577 Background: Stromal cell derived-factor 1 (SDF-1) is a chemokine implicated in breast tumor growth and metastasis. Blood SDF-1 levels have a significant prognostic value in primary breast cancers. We have reported that 4 month serum SDF-1 levels had a significant EFS predictive value in the adjuvant breast cancer population of MA.14 (ASCO 2010). Here, we sought to confirm the association with baseline assessments of SDF-1. Methods: NCIC CTG MA.14 is a randomized phase III trial in postmenopausal women of tam 20 mg daily for 5 yr +/- octreotide LAR for 2 yr. Stratification factors were adjuvant chemo, axillary nodal status, and ER status.

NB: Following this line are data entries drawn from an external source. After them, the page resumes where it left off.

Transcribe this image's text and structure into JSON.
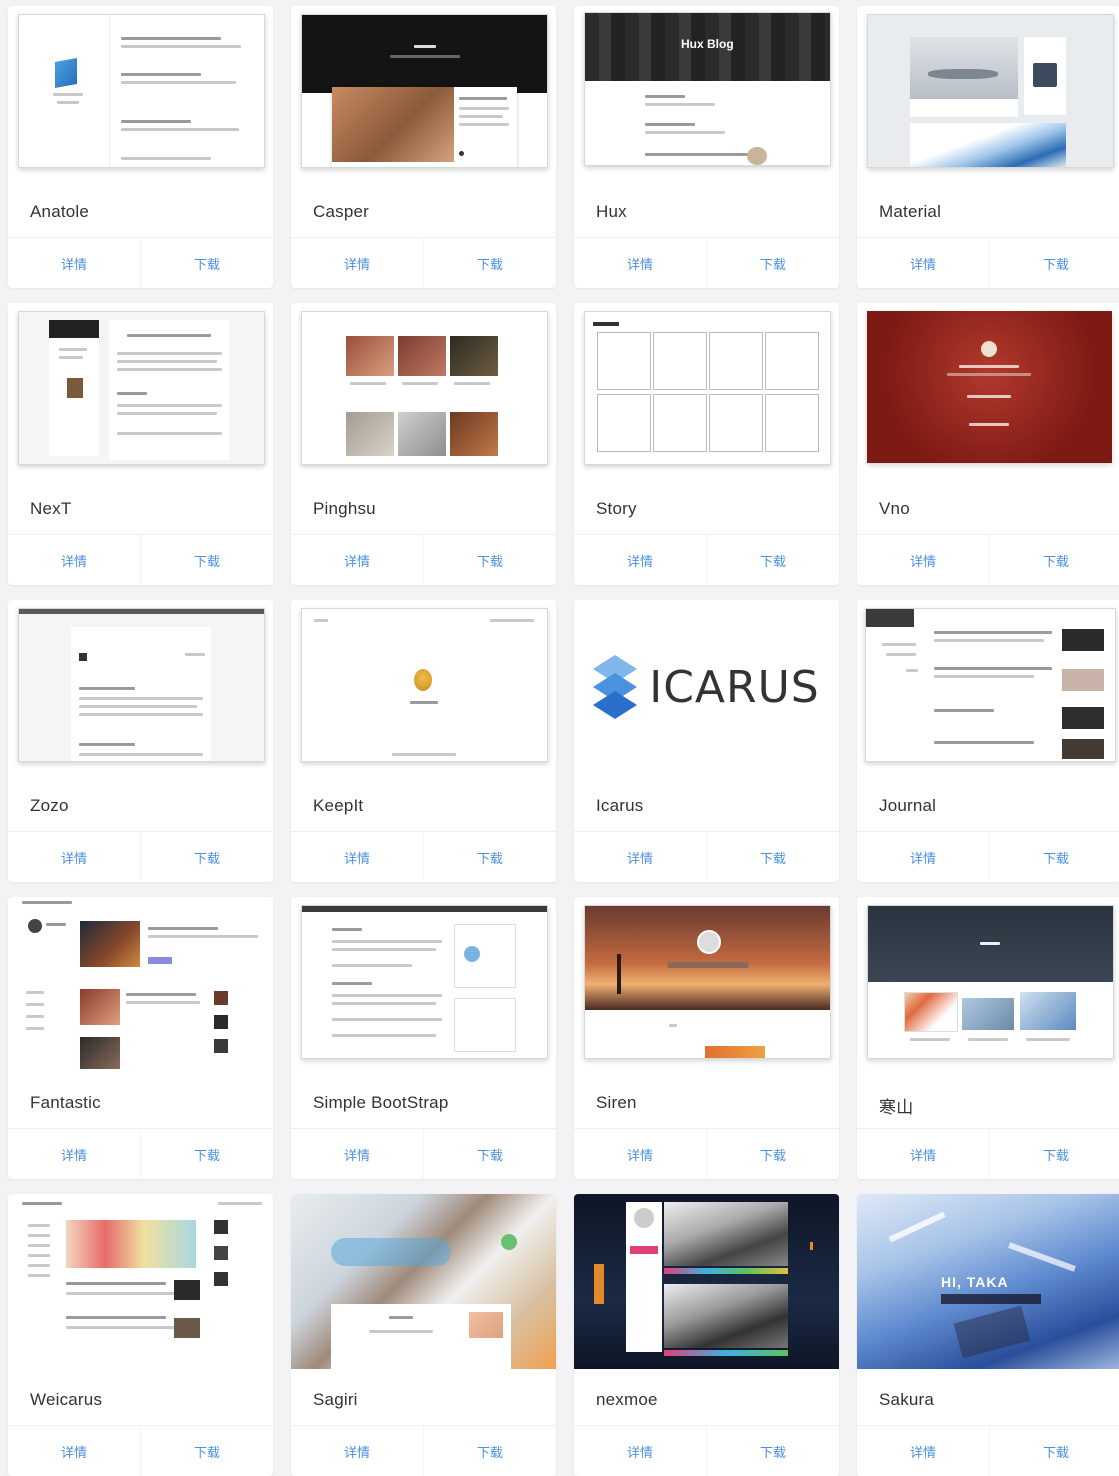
{
  "colors": {
    "link": "#4a90e2",
    "card": "#ffffff",
    "background": "#f3f3f5"
  },
  "themes": [
    {
      "name": "Anatole",
      "details": "详情",
      "download": "下载"
    },
    {
      "name": "Casper",
      "details": "详情",
      "download": "下载"
    },
    {
      "name": "Hux",
      "details": "详情",
      "download": "下载"
    },
    {
      "name": "Material",
      "details": "详情",
      "download": "下载"
    },
    {
      "name": "NexT",
      "details": "详情",
      "download": "下载"
    },
    {
      "name": "Pinghsu",
      "details": "详情",
      "download": "下载"
    },
    {
      "name": "Story",
      "details": "详情",
      "download": "下载"
    },
    {
      "name": "Vno",
      "details": "详情",
      "download": "下载"
    },
    {
      "name": "Zozo",
      "details": "详情",
      "download": "下载"
    },
    {
      "name": "KeepIt",
      "details": "详情",
      "download": "下载"
    },
    {
      "name": "Icarus",
      "details": "详情",
      "download": "下载"
    },
    {
      "name": "Journal",
      "details": "详情",
      "download": "下载"
    },
    {
      "name": "Fantastic",
      "details": "详情",
      "download": "下载"
    },
    {
      "name": "Simple BootStrap",
      "details": "详情",
      "download": "下载"
    },
    {
      "name": "Siren",
      "details": "详情",
      "download": "下载"
    },
    {
      "name": "寒山",
      "details": "详情",
      "download": "下载"
    },
    {
      "name": "Weicarus",
      "details": "详情",
      "download": "下载"
    },
    {
      "name": "Sagiri",
      "details": "详情",
      "download": "下载"
    },
    {
      "name": "nexmoe",
      "details": "详情",
      "download": "下载"
    },
    {
      "name": "Sakura",
      "details": "详情",
      "download": "下载"
    }
  ],
  "thumb_text": {
    "hux_title": "Hux Blog",
    "icarus_logo": "ICARUS",
    "sakura_greeting": "HI, TAKA"
  }
}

The primary endpoint was event-free survival (EFS) defined as time from randomization to recurrence, second malignancy, or death due to any cause. Serum was collected at various timepoints throughout the trial. Baseline SDF-1 serum levels were measured with an ELISA kit (R&D). To assess the effect of SDF-1 on EFS in the context of factors considered in the main trial, we used step-wise forward multivariate adjusted Cox modeling, adjusting by the stratification factors, and adding a factor if the likelihood ratio criterion was significant, p ≤ 0.05. Events for the analysis were those reported at ASCO 2008. Results: 667 women were accrued (333 to tam, 334 to tam + oct), and followed for a median 7.9 years. We successfully measured the baseline levels of SDF-1 in 469 (70%) patients, 241 on tamoxifen arm, of whom 80 (33%) experienced an EFS event; and for 228 on tamoxifen and octreotide LAR arm, of whom 70 (31%) had an EFS event.Consistent with our previous findings, we found that in a step-wise multivariate analysis, higher log (SDF-1) (p < 0.0001) was significantly associated with worse EFS. Also, the interaction of treatment and SDF-1 split at median was significantly (p < 0.0001) associated with EFS with inclusion of the significant main trial factors. Conclusions: We have confirmed that baseline SDF-1 levels have a predictive value in the breast cancer population of MA.14 treated with octreotide LAR. Further validation of SDF-1 and investigation of a possible pharmacogenetic effect with octreotide therapy is warranted.